Upaya hukum tersebut berupa tuntutan dari prosecutor (jaksa) International Criminal Court
(ICC) terhadap beberapa individu di Sudan yang dianggap bertanggung jawab terhadap
pelanggaran kejahatan perang, kejahatan terhadap kemanusiaan dan genosida.

Walaupun Sudan dan Sudan Selatan bukanlah negara peserta Statuta Roma, ICC
tetaplah memiliki yurisdiksi untuk mengadili pelanggaran yang terjadi di Sudan dan Sudan
Selatan. Hal ini dapat terjadi karena kasus pelanggaran yang terjadi telah diajukan oleh
Dewan Keamanan PBB kepada ICC, di mana menurut Statuta Roma, ICC mempunyai
yurisdiksi untuk mengadili suatu kasus yang diajukan oleh Dewan Keamanan PBB, tanpa
melihat apakah negara tempat terjadinya pelanggaran tersebut merupakan negara anggota
Statuta Roma atau tidak.8 Sayangnya upaya hukum yang disebutkan di atas mengalami
sebuah kendala, yang diakibatkan oleh konflik antara kedaulatan negara dan Hukum
Internasional. Republik Sudan, sebagai sebuah negara yang berdaulat, merasa tidak harus
untuk menyerahkan individu-individu yang menjadi tersangka tuntutan dari ICC, yang mana
merupakan pejabat-pejabat tinggi negara dari Republik Sudan, seperti gubernur, menteri,
dan bahkan presiden.
Dari penjelasan yang telah diuraikan dapat disimpulkan bahwa, Sudan Selatan telah
memenuhi syarat-syaratnya untuk menjadi sebuah negara merdeka baru berdasarkan hukum
internasional atau mencakup unsur-unsur asal mula negara. Syarat-syarat tersebut adalah;
wilayah yang pasti, penduduk yang tetap, bentuk pemerintahan, dan kemampuan untuk
melakukan hubungan diplomasi dengan negara lain.
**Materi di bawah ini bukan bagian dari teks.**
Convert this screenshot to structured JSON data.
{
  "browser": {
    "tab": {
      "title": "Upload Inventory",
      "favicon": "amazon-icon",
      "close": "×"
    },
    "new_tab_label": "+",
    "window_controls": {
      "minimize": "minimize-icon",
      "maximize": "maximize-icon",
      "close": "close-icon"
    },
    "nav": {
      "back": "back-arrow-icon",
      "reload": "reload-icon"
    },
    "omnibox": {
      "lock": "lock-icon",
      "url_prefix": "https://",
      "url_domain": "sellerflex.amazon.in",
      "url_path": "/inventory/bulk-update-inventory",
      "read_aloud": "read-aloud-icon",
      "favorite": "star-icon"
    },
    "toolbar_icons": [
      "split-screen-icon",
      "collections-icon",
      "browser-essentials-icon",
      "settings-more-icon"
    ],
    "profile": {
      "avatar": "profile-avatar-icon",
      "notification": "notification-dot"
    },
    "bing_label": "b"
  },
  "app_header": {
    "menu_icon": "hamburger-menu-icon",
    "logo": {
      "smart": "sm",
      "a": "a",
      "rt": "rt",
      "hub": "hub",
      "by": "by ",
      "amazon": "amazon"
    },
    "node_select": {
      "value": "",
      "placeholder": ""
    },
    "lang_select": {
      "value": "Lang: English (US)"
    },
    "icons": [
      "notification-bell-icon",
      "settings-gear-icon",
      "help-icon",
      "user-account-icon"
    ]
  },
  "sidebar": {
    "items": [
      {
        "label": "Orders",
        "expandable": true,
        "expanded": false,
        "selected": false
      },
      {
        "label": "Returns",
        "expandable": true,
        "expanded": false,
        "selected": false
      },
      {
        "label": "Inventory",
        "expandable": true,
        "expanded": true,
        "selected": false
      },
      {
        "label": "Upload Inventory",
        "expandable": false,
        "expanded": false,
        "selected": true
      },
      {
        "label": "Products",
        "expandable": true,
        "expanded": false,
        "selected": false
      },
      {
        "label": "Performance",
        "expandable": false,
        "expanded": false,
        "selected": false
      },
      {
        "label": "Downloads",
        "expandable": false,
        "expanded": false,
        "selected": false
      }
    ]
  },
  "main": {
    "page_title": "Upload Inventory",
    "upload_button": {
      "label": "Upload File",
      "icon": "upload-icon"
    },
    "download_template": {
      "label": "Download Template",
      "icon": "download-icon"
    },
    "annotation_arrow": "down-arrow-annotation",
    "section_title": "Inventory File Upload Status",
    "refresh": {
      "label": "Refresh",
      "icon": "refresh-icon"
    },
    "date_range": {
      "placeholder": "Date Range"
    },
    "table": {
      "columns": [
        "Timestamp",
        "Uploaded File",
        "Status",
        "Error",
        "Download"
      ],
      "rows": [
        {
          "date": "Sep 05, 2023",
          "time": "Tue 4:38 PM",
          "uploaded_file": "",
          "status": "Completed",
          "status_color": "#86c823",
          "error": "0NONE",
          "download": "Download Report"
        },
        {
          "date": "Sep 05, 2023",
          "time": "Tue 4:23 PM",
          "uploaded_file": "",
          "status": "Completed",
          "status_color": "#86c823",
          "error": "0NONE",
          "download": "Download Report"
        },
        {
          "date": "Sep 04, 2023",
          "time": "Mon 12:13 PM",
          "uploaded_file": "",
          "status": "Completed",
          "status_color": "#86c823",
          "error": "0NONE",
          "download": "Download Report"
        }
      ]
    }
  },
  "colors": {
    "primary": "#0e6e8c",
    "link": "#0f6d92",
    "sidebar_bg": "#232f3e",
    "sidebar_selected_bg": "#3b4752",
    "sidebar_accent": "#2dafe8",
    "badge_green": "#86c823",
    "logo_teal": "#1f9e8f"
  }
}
Kedua, telah ada upaya hukum untuk
memberikan penyelesaian hukum terhadap pelanggaran hukum internasional yang terjadi di
Sudan Selatan yang dilakukan melalui forum Internasional Criminal Court (ICC). ICC
memiliki yurisdiksi untuk menyelidik dan memproses kasus tersebut, karena telah diajukan
kepada ICC oleh Dewan Keamanan PBB, sesuai dengan isi Statuta Roma.